Beim Prozessauftakt im Oktober hatte sie ihre Freilassung und ihren Freispruch gefordert. Tolu kritisierte, dass sie seit mehr als fünf Monaten ohne Urteil eingesperrt werde. Auch ihr Ehemann befinde sich in U-Haft. „Deswegen lebt mein Sohn, der eigentlich in den Kindergarten gehen müsste, seit fünf Monaten mit mir im Gefängnis“, sagte sie. „Aus diesem Grund ist die Untersuchungshaft nicht nur für mich, sondern auch für meine Familie und für meinen Sohn zur Bestrafung geworden.“
„Die Vorwürfe sind bei Mesale Tolu wie bei Peter Steudtner schlicht an den Haaren herbeigezogen und durch keinen einzigen objektiven Beweis belegt“, sagte ihr Anwalt. „Frau Tolu im Knast sitzen zu lassen, während Steudtner freigelassen wird, ist Willkür.“
Der Rechtsanwalt sprach von einer „nachhaltigen und nachdrücklichen Betreuung“ seiner Mandantin durch das deutsche Konsulat in Istanbul. „Ich weiß nicht genau, welcher diplomatische Druck ausgeübt wird. Aber ich habe keine Veranlassung anzunehmen, dass er im Fall Tolu geringer ist als im Fall Steudtner“, sagte Hummel.
An der Freilassung Steudtners hatte die deutsche Diplomatie im Hintergrund erfolgreich mitgewirkt (mehr dazu lesen Sie hier).

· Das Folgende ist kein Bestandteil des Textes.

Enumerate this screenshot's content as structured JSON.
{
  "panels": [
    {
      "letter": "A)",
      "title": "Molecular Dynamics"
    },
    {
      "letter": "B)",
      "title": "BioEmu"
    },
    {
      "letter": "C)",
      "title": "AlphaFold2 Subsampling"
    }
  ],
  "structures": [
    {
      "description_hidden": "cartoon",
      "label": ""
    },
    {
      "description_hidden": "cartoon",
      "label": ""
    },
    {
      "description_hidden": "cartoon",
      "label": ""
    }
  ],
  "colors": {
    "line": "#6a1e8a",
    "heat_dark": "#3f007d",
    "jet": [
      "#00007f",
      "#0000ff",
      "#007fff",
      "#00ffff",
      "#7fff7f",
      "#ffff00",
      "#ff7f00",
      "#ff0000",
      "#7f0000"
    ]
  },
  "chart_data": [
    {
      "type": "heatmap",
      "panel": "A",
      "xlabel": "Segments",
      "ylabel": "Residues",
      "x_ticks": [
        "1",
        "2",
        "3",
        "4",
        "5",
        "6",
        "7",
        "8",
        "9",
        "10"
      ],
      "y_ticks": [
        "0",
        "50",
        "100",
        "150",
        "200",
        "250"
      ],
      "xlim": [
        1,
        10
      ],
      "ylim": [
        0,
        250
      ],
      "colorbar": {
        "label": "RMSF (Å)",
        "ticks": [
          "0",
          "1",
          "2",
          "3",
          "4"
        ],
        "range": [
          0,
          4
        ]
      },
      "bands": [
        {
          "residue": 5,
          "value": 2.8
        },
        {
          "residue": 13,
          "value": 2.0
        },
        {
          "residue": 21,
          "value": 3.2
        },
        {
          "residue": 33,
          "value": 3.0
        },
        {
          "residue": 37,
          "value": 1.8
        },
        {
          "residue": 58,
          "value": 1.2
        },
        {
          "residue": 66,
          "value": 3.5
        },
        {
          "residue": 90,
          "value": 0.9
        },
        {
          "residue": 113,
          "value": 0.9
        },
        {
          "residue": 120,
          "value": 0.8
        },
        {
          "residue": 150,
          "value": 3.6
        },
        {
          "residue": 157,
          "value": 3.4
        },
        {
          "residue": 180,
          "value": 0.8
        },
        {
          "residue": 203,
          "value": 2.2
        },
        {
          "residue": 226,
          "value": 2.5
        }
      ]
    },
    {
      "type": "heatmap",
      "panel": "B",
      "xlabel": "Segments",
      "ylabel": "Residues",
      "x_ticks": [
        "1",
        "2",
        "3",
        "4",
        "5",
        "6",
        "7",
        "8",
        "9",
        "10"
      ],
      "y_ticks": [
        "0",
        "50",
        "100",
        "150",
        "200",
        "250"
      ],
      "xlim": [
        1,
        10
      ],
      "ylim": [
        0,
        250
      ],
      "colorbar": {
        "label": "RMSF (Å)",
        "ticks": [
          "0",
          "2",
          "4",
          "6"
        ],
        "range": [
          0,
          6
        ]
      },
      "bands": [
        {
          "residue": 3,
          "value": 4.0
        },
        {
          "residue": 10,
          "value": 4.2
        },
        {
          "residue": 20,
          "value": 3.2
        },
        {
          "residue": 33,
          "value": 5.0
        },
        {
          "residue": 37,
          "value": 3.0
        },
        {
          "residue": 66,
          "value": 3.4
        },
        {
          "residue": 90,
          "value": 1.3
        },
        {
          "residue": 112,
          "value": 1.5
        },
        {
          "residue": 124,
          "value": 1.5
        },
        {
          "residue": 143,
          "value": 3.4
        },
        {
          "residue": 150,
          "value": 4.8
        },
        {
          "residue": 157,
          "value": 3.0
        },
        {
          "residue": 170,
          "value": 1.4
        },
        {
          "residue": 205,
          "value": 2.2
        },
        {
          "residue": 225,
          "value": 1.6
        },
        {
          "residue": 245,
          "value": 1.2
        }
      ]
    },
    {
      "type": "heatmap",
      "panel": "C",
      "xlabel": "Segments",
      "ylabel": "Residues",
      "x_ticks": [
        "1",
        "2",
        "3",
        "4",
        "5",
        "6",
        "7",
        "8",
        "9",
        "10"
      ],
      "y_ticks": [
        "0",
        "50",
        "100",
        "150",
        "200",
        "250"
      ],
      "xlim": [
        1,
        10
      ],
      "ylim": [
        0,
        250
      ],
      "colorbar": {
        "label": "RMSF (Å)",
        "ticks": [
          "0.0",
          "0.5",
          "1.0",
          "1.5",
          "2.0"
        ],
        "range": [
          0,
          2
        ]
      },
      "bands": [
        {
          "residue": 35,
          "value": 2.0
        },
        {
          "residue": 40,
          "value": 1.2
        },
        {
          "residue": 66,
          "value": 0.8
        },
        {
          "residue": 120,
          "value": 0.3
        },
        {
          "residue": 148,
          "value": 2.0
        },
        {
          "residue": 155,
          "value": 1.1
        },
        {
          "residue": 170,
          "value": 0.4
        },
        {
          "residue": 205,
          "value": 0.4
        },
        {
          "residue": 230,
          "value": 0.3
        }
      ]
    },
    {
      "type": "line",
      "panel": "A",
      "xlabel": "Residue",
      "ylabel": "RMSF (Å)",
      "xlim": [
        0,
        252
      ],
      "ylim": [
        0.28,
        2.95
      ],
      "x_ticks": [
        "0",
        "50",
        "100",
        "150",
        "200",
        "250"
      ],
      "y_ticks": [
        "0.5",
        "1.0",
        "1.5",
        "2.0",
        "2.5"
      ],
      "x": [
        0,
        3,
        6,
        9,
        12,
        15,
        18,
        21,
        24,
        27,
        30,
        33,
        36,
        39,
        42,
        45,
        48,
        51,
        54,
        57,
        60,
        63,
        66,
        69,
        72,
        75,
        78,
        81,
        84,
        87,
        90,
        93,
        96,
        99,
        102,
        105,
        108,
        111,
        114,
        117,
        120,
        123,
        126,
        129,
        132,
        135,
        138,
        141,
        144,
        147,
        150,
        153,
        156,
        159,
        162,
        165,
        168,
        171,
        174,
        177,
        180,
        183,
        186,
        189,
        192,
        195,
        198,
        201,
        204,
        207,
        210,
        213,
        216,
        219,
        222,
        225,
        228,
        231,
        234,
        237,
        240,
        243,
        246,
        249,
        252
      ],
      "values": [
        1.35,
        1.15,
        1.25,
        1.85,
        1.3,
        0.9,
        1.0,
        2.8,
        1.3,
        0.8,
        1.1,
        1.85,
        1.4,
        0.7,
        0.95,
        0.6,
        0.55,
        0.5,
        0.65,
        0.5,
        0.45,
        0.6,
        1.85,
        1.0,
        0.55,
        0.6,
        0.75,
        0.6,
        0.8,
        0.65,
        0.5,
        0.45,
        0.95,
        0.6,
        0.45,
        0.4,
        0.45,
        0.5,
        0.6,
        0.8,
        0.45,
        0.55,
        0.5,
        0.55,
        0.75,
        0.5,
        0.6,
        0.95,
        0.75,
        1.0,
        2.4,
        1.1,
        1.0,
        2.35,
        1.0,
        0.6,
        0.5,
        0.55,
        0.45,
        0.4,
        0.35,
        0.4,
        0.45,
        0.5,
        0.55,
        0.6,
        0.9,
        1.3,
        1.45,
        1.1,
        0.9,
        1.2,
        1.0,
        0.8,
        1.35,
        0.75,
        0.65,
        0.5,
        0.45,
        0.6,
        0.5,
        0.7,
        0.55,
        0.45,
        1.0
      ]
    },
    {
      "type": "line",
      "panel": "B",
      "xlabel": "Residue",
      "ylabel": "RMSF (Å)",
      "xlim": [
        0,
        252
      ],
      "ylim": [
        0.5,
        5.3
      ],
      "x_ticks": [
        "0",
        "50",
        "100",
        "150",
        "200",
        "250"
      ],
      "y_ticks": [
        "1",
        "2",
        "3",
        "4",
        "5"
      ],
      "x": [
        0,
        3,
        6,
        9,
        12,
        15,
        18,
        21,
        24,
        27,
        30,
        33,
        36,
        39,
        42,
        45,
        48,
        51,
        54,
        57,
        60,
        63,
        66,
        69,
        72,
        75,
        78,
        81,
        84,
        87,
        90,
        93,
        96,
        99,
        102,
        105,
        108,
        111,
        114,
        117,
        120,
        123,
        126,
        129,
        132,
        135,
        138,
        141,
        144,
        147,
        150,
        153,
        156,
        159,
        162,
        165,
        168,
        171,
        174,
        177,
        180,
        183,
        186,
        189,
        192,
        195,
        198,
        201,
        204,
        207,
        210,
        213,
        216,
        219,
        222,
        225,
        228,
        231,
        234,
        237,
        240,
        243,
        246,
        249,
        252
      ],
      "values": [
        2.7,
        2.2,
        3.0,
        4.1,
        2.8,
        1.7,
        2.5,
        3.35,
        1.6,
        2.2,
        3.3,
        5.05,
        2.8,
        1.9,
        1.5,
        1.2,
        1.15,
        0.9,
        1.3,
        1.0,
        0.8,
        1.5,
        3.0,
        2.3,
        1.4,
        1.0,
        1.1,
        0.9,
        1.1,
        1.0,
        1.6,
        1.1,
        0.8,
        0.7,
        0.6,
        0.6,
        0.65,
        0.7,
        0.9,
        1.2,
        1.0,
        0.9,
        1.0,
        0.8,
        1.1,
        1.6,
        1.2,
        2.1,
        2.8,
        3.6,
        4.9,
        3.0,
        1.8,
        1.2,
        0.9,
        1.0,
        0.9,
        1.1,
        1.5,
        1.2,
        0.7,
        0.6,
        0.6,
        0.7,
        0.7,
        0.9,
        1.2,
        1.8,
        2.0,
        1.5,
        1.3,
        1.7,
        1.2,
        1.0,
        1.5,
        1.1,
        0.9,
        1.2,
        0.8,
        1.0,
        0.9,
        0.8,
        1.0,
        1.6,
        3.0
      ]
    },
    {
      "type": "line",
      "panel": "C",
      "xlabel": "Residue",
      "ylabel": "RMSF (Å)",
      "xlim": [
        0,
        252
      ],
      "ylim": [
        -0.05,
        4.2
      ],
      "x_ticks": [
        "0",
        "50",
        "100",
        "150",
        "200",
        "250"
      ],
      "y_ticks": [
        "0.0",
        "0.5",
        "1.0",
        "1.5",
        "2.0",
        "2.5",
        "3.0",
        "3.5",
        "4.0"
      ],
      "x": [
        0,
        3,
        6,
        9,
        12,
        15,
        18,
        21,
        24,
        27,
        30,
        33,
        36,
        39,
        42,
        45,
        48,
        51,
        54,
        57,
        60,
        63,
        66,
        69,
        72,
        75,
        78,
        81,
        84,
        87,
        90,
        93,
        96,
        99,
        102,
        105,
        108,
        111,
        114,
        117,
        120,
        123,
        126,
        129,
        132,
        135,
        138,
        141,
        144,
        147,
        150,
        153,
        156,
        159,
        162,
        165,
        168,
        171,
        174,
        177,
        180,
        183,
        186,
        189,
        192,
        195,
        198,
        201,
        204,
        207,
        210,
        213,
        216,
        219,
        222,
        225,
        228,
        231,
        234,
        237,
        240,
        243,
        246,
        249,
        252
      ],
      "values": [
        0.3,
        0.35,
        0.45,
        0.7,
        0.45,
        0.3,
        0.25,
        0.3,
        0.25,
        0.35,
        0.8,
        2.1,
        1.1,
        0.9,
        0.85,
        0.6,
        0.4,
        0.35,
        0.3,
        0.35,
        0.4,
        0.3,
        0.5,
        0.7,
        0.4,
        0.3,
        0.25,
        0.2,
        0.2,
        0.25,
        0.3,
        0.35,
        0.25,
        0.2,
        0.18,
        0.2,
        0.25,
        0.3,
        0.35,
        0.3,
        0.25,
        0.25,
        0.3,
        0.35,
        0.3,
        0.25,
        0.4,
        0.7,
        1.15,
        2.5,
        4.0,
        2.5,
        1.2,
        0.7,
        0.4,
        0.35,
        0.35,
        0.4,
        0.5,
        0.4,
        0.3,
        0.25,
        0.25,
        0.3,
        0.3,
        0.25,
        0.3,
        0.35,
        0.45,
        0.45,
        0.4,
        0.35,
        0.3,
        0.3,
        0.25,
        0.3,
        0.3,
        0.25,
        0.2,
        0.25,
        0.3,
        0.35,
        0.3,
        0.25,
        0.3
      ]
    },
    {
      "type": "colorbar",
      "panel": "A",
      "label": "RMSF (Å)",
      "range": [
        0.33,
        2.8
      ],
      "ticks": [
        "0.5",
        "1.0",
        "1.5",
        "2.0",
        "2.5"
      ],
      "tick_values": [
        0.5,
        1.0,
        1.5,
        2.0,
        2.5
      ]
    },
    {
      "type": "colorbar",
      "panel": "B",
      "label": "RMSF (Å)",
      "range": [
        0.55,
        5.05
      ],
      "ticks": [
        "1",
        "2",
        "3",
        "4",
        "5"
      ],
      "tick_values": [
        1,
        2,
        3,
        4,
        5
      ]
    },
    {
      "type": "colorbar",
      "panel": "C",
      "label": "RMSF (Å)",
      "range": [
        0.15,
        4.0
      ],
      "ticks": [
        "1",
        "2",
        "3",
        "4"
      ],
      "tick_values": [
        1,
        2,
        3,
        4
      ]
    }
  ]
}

SPD-Chef Martin Schulz bewertete die Freilassung Steudtner als gutes Signal, „mehr aber auch nicht.“ Er forderte Ankara auf, die Politik grundlegend zu ändern. „Die türkische Regierung darf Rechtsstaatlichkeit und internationale Kooperationen nicht weiter infrage stellen“, sagte Schulz der Funke Mediengruppe. Ansonsten werde die Distanz zur EU noch größer werden.